A.C. answers from Columbia on March 25, 2008
J.,
I know what you're going through. I too have a child with significant disabilities. I have twins that were born quite prematurely. They are 9 years old now though. We've come a long way. My oldest had a severe cerebral hemmorage before/during birth and suffers from cerebral palsey, seizures, cortical visual impairment, severe developmental delays and then some. He is an absolute joy to be around. There is nothing sweeter than his laugh. My youngest son has no issues from his premature birth. I laugh when I remember the docs telling us that if he didn't have physical difficulties, he'd surely have learning difficulties. Well, he qualified for the gifted program at his school this year! He is every bit as big a miracle as his brother is. We too struggle trying to keep up with school, therapy appointments, doc appointments, and normal life.

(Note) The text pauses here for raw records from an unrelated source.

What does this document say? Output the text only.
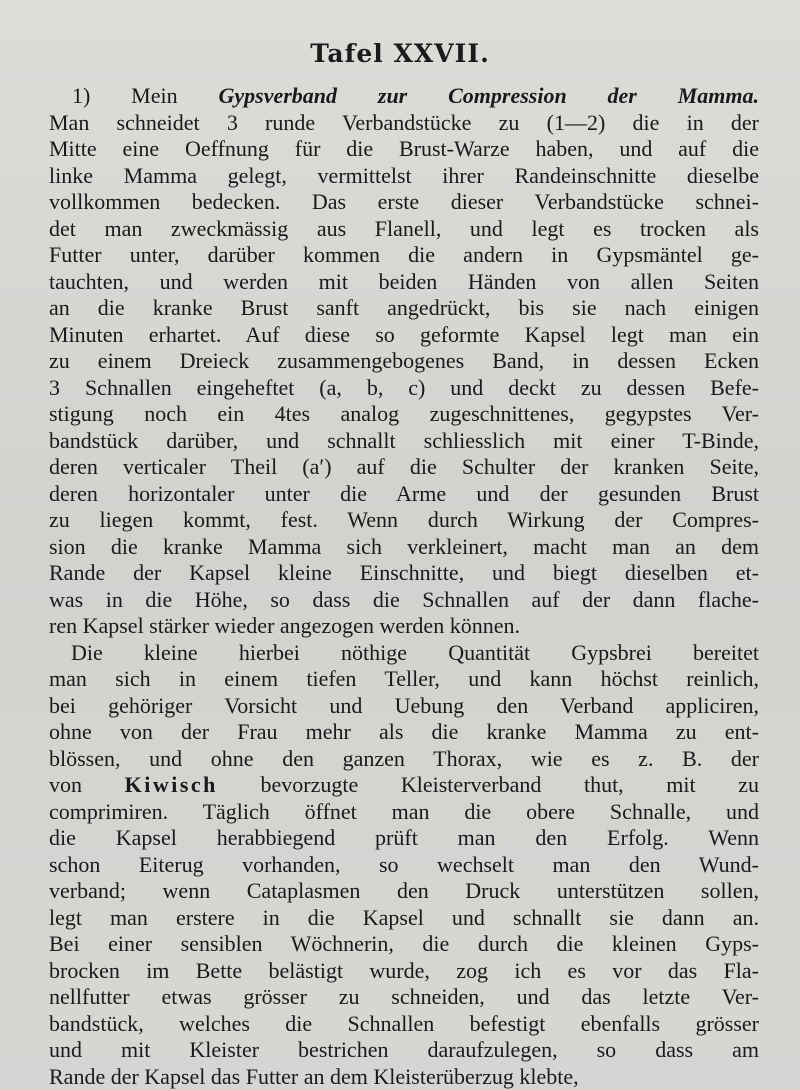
Tafel XXVII.
1) Mein Gypsverband zur Compression der Mamma.
Man schneidet 3 runde Verbandstücke zu (1—2) die in der
Mitte eine Oeffnung für die Brust-Warze haben, und auf die
linke Mamma gelegt, vermittelst ihrer Randeinschnitte dieselbe
vollkommen bedecken. Das erste dieser Verbandstücke schnei-
det man zweckmässig aus Flanell, und legt es trocken als
Futter unter, darüber kommen die andern in Gypsmäntel ge-
tauchten, und werden mit beiden Händen von allen Seiten
an die kranke Brust sanft angedrückt, bis sie nach einigen
Minuten erhartet. Auf diese so geformte Kapsel legt man ein
zu einem Dreieck zusammengebogenes Band, in dessen Ecken
3 Schnallen eingeheftet (a, b, c) und deckt zu dessen Befe-
stigung noch ein 4tes analog zugeschnittenes, gegypstes Ver-
bandstück darüber, und schnallt schliesslich mit einer T-Binde,
deren verticaler Theil (a′) auf die Schulter der kranken Seite,
deren horizontaler unter die Arme und der gesunden Brust
zu liegen kommt, fest. Wenn durch Wirkung der Compres-
sion die kranke Mamma sich verkleinert, macht man an dem
Rande der Kapsel kleine Einschnitte, und biegt dieselben et-
was in die Höhe, so dass die Schnallen auf der dann flache-
ren Kapsel stärker wieder angezogen werden können.
Die kleine hierbei nöthige Quantität Gypsbrei bereitet
man sich in einem tiefen Teller, und kann höchst reinlich,
bei gehöriger Vorsicht und Uebung den Verband appliciren,
ohne von der Frau mehr als die kranke Mamma zu ent-
blössen, und ohne den ganzen Thorax, wie es z. B. der
von Kiwisch bevorzugte Kleisterverband thut, mit zu
comprimiren. Täglich öffnet man die obere Schnalle, und
die Kapsel herabbiegend prüft man den Erfolg. Wenn
schon Eiterug vorhanden, so wechselt man den Wund-
verband; wenn Cataplasmen den Druck unterstützen sollen,
legt man erstere in die Kapsel und schnallt sie dann an.
Bei einer sensiblen Wöchnerin, die durch die kleinen Gyps-
brocken im Bette belästigt wurde, zog ich es vor das Fla-
nellfutter etwas grösser zu schneiden, und das letzte Ver-
bandstück, welches die Schnallen befestigt ebenfalls grösser
und mit Kleister bestrichen daraufzulegen, so dass am
Rande der Kapsel das Futter an dem Kleisterüberzug klebte,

S.S. answers from St. Louis on March 25, 2008
Congrats on your babies. I too am a mom of a extra special child. He is 6 now. The first few years were rough only because I was tired of all the therpist coming to my home. But you will find a balance. If you live in Missouri I highly reccomend checking out the First Step program, they might be able to put you in touch with a local moms support group. Also check with your insurance some pay for restpite care. I am sure I am spelling it wrong but my son recieve an Aid who comes to my home a few hours a week and takes care of only him. This allows me time with my other kids, Doctors appointment, or just some plan help. My son does not talk or walk so sometimes its nice to have a helping hand for baths, trips to the park. Althought life has been challenging with my son I enjoy him as much as the other children I have. I have found my other kids are more careing and sensitive to others. My best advice is dont be afraid to ask for help and ask that girlfriend out for a cup of coffee. I also try to keep my life the same as it was before. I take my son in his wheelchair everywhere we can, movies, dinning out, park trips. I treat him the same as the rest of the family. Also In the beginning I blamed myself thinking I did something to deserve this but I and you did nothing wrong. I feel bless to have an extra special child to care for. It has taught me greater paients among other things.